What happens when we run out of workers?

So that's a lot of fun. Like it's, it's really neat, like how all of that is able to be done. But there's that funny situation of when you run out of workers, and what happens, you know, when we run out of workers, and my thought is it just immediately returned. And turns out, it actually blocks. Blocking has very big implications for Shiny and for plumber .

Shiny will actually treat future processes very similar to a promise. And a promise is a thing in R that says like you can chain these promises, but you can also kind of interleave the processing of promises, promises kind of jump into later. But the idea is that you can, you can interleave the processing of promises. So if you have a job that takes a very long amount of time, you could actually break it up into a chain of multiple promises. And that would allow other things to work in between, rather than waiting for your job to finish completely.

This idea can also be scaled up for Shiny in that like, what if we have multiple users coming in? If this user comes in and says, please process my model, and it's one big block of code, no one else gets to do anything, all of your cores are being underutilized, nothing. And so instead, you could use promises to say, if you could break up that section of your model or processing of that model into multiple, multiple promises, then other users can come in and just say, oh, give me hello world, give me hello world, and no problem, they don't have to wait till the end.

So I think it's really cool. Future, we treat just like a promise, and it gets upgraded. And the result is, is handled accordingly. The bad part is future blocks when submitting a job if there's no workers available. So there is a brand new function in the promises package called future promise. And a future promise for all practical purposes is just, I promise to execute this in the future.

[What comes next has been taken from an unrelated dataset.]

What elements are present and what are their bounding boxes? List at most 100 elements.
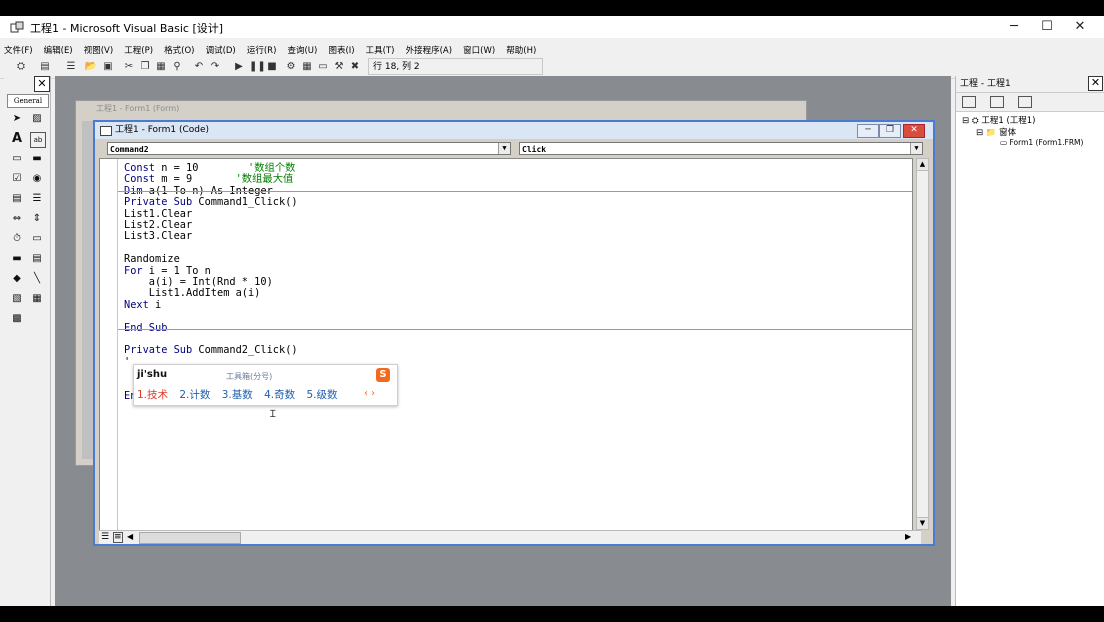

And a future promise for all practical purposes is just, I promise to execute this in the future.

Anytime you say future parentheses, just say future promise. Solve a lot of issues, and for the most part, as long as everything's scoped just like it should be, then everything will behave as expected. For the most part, it's just a one-to-one drop-in.

For comparison, let's see how the animation works for this one. So we have all of our one through six slow routes, and then a fast route. And the addition here is that we're going to have this promise queue of promise to compute with future. So it's a pre-queue, not a post-queue. So we have this pre-queue because there's no workers available, so we'll just say I will, I promise to do this. So we can now execute fast seven immediately, and then slow one, and slow two have finished processing after 10 seconds. And the order may be a little fuzzy here, but for the most part, they go in and out in pairs. You can only animate so well in Keynote.

But throughout the whole process, the main R session is free 98% of the time, not blocked 60%.